I look in the mirror, and at forty, see my own crow's feet and gray hairs. I notice that I'm not as flexible as I was five years ago, that body parts hang a little lower and I'm definitely not passing as "cute" these days. But the funny thing is, I still feel like I'm younger. I don't think of myself as forty. I think of myself as...well, me.
I wonder if my parents think of themselves the same way. If their souls are separate from the bodies that are changing. If their spirits still feel young even if their bodies are experiencing limitations. And I wonder what all of this is going to mean for all of us. Even though things are changing, my parents are still, at their core, the human beings who raised me and I know and love and cherish. Nothing will ever change that. Not only do I appreciate them as Mom and Dad, but as the people who taught me tremendous lessons that I needed to learn, and the good, compassionate, decent people that I would be proud to know under any circumstances. Those characteristics are at their cores.

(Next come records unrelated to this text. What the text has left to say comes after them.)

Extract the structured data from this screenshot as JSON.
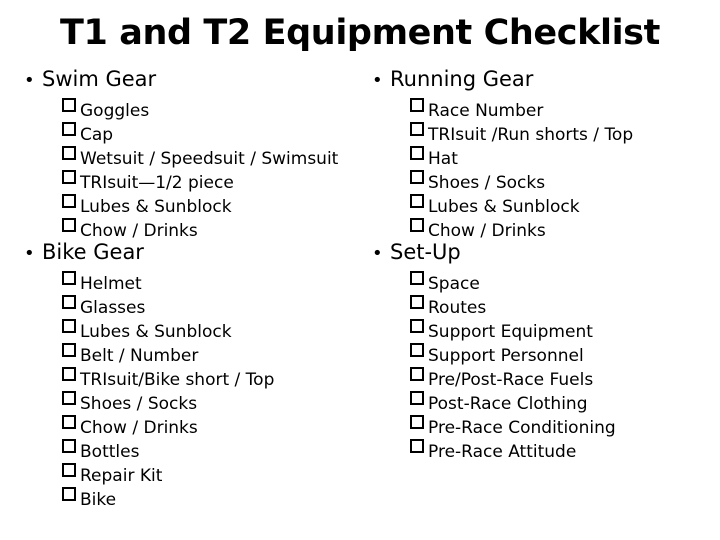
{
  "slide": {
    "title": "T1 and T2 Equipment Checklist",
    "background_color": "#ffffff",
    "text_color": "#000000",
    "bullet_glyph": "•",
    "checkbox_glyph": "❑"
  },
  "columns": {
    "left": {
      "sections": [
        {
          "label": "Swim Gear",
          "items": [
            "Goggles",
            "Cap",
            "Wetsuit / Speedsuit / Swimsuit",
            "TRIsuit—1/2 piece",
            "Lubes & Sunblock",
            "Chow / Drinks"
          ]
        },
        {
          "label": "Bike Gear",
          "items": [
            "Helmet",
            "Glasses",
            "Lubes & Sunblock",
            "Belt / Number",
            "TRIsuit/Bike short / Top",
            "Shoes / Socks",
            "Chow / Drinks",
            "Bottles",
            "Repair Kit",
            "Bike"
          ]
        }
      ]
    },
    "right": {
      "sections": [
        {
          "label": "Running Gear",
          "items": [
            "Race Number",
            "TRIsuit /Run shorts / Top",
            "Hat",
            "Shoes / Socks",
            "Lubes & Sunblock",
            "Chow / Drinks"
          ]
        },
        {
          "label": "Set-Up",
          "items": [
            "Space",
            "Routes",
            "Support Equipment",
            "Support Personnel",
            "Pre/Post-Race Fuels",
            "Post-Race Clothing",
            "Pre-Race Conditioning",
            "Pre-Race Attitude"
          ]
        }
      ]
    }
  }
}
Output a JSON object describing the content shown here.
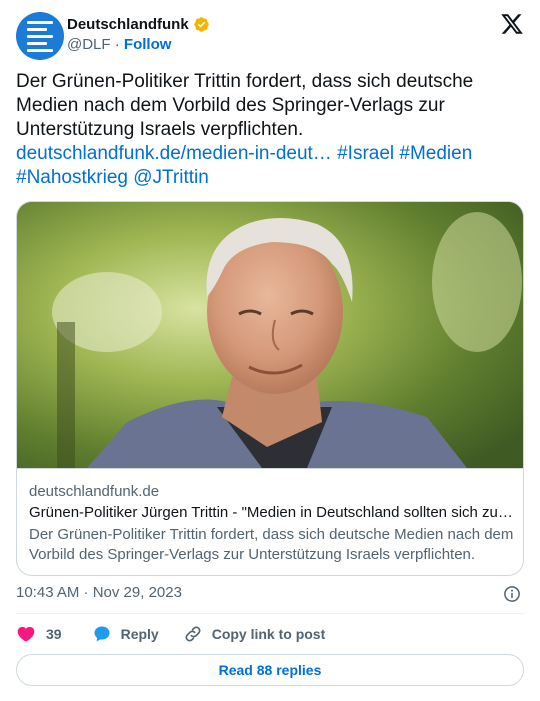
{
  "author": {
    "display_name": "Deutschlandfunk",
    "handle": "@DLF",
    "separator": " · ",
    "follow_label": "Follow",
    "verified_badge_color": "#f4b400",
    "avatar_color": "#1c7bd6"
  },
  "platform_icon": "x-logo-icon",
  "tweet": {
    "text": "Der Grünen-Politiker Trittin fordert, dass sich deutsche Medien nach dem Vorbild des Springer-Verlags zur Unterstützung Israels verpflichten.",
    "link": "deutschlandfunk.de/medien-in-deut…",
    "hashtags": [
      "#Israel",
      "#Medien",
      "#Nahostkrieg"
    ],
    "mention": "@JTrittin"
  },
  "card": {
    "image": "portrait-photo",
    "domain": "deutschlandfunk.de",
    "title": "Grünen-Politiker Jürgen Trittin - \"Medien in Deutschland sollten sich zur…",
    "description": "Der Grünen-Politiker Trittin fordert, dass sich deutsche Medien nach dem Vorbild des Springer-Verlags zur Unterstützung Israels verpflichten."
  },
  "meta": {
    "time": "10:43 AM · Nov 29, 2023"
  },
  "actions": {
    "like_count": "39",
    "reply_label": "Reply",
    "copy_label": "Copy link to post",
    "like_color": "#f91880",
    "reply_color": "#1d9bf0"
  },
  "replies_button": "Read 88 replies",
  "colors": {
    "link": "#006fd6",
    "text": "#0f1419",
    "secondary": "#536471",
    "border": "#cfd9de"
  }
}
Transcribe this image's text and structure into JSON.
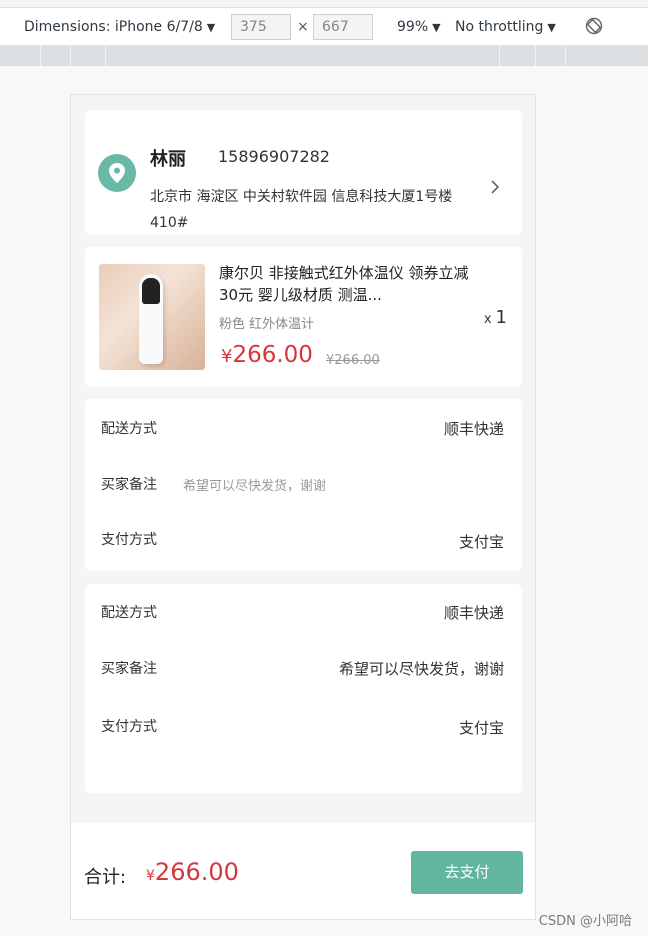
{
  "devtools": {
    "dimensions_label": "Dimensions: iPhone 6/7/8",
    "width": "375",
    "times": "×",
    "height": "667",
    "zoom": "99%",
    "throttling": "No throttling"
  },
  "address": {
    "name": "林丽",
    "phone": "15896907282",
    "detail": "北京市 海淀区 中关村软件园 信息科技大厦1号楼410#"
  },
  "product": {
    "title": "康尔贝 非接触式红外体温仪 领券立减30元 婴儿级材质 测温...",
    "spec": "粉色 红外体温计",
    "qty_prefix": "x",
    "qty": "1",
    "currency": "¥",
    "price": "266.00",
    "old_price": "¥266.00"
  },
  "order_info_1": {
    "delivery_label": "配送方式",
    "delivery_value": "顺丰快递",
    "remark_label": "买家备注",
    "remark_placeholder": "希望可以尽快发货，谢谢",
    "payment_label": "支付方式",
    "payment_value": "支付宝"
  },
  "order_info_2": {
    "delivery_label": "配送方式",
    "delivery_value": "顺丰快递",
    "remark_label": "买家备注",
    "remark_value": "希望可以尽快发货，谢谢",
    "payment_label": "支付方式",
    "payment_value": "支付宝"
  },
  "footer": {
    "total_label": "合计:",
    "currency": "¥",
    "total": "266.00",
    "pay_button": "去支付"
  },
  "watermark": "CSDN @小阿哈",
  "colors": {
    "accent": "#62b59e",
    "price": "#d5373d"
  }
}
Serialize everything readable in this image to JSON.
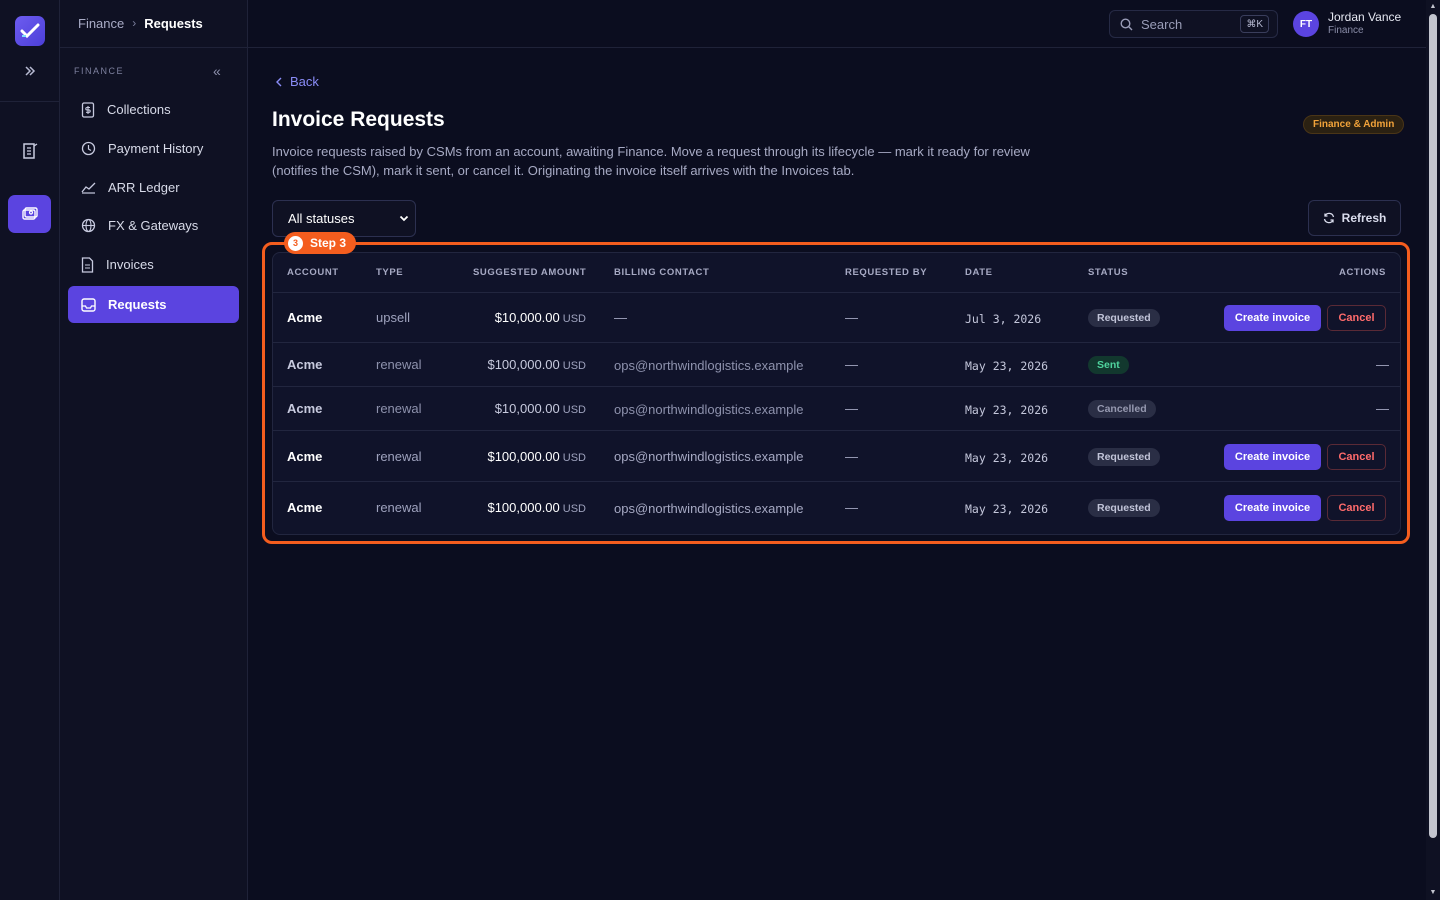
{
  "breadcrumb": {
    "parent": "Finance",
    "current": "Requests"
  },
  "search": {
    "placeholder": "Search",
    "shortcut": "⌘K"
  },
  "user": {
    "initials": "FT",
    "name": "Jordan Vance",
    "role": "Finance"
  },
  "sidebar": {
    "section": "FINANCE",
    "items": [
      {
        "label": "Collections",
        "icon": "dollar-doc-icon"
      },
      {
        "label": "Payment History",
        "icon": "history-icon"
      },
      {
        "label": "ARR Ledger",
        "icon": "chart-line-icon"
      },
      {
        "label": "FX & Gateways",
        "icon": "globe-icon"
      },
      {
        "label": "Invoices",
        "icon": "document-icon"
      },
      {
        "label": "Requests",
        "icon": "inbox-icon",
        "active": true
      }
    ]
  },
  "page": {
    "back": "Back",
    "title": "Invoice Requests",
    "description": "Invoice requests raised by CSMs from an account, awaiting Finance. Move a request through its lifecycle — mark it ready for review (notifies the CSM), mark it sent, or cancel it. Originating the invoice itself arrives with the Invoices tab.",
    "role_badge": "Finance & Admin",
    "filter": "All statuses",
    "refresh": "Refresh"
  },
  "step": {
    "number": "3",
    "label": "Step 3"
  },
  "table": {
    "headers": [
      "ACCOUNT",
      "TYPE",
      "SUGGESTED AMOUNT",
      "BILLING CONTACT",
      "REQUESTED BY",
      "DATE",
      "STATUS",
      "ACTIONS"
    ],
    "rows": [
      {
        "account": "Acme",
        "type": "upsell",
        "amount": "$10,000.00",
        "currency": "USD",
        "contact": "—",
        "requested_by": "—",
        "date": "Jul 3, 2026",
        "status": "Requested",
        "actions": true
      },
      {
        "account": "Acme",
        "type": "renewal",
        "amount": "$100,000.00",
        "currency": "USD",
        "contact": "ops@northwindlogistics.example",
        "requested_by": "—",
        "date": "May 23, 2026",
        "status": "Sent",
        "actions": false,
        "actions_text": "—"
      },
      {
        "account": "Acme",
        "type": "renewal",
        "amount": "$10,000.00",
        "currency": "USD",
        "contact": "ops@northwindlogistics.example",
        "requested_by": "—",
        "date": "May 23, 2026",
        "status": "Cancelled",
        "actions": false,
        "actions_text": "—"
      },
      {
        "account": "Acme",
        "type": "renewal",
        "amount": "$100,000.00",
        "currency": "USD",
        "contact": "ops@northwindlogistics.example",
        "requested_by": "—",
        "date": "May 23, 2026",
        "status": "Requested",
        "actions": true
      },
      {
        "account": "Acme",
        "type": "renewal",
        "amount": "$100,000.00",
        "currency": "USD",
        "contact": "ops@northwindlogistics.example",
        "requested_by": "—",
        "date": "May 23, 2026",
        "status": "Requested",
        "actions": true
      }
    ],
    "create_label": "Create invoice",
    "cancel_label": "Cancel"
  },
  "colors": {
    "accent": "#5b44e0",
    "highlight": "#f45d1e",
    "danger": "#ff6b6b",
    "success": "#4fd49e",
    "badge": "#f2a33a"
  }
}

Finding a way to balance my family responsibilities at home and my family responsibilities over a thousand miles away is tricky. It's going to take some careful reflection and creativity. Time changes everything, and if I've said it once I've said it a million times--I'm not a girl who does well with change. Our society isn't respectful of the elderly. We are dismissive and fail to recognize that these people who are older are also wiser too, and carry our history with them. I don't like seeing my parents growing older, but I am determined to face these changes head on and God help me, to maintain the dignity of these people who love me no matter what.
Ironically, even as she is sick, my mom is worried about me--if I'm worried for her, if I felt like Christmas wasn't as good as it should be, if everything is okay at my house. No matter what, she's my mom. We'll all be okay, because we have each other. Growing older is hard, but it's the price of life experience and wisdom. And Mom and Dad, don't worry about holding my hand...because I'll be holding yours.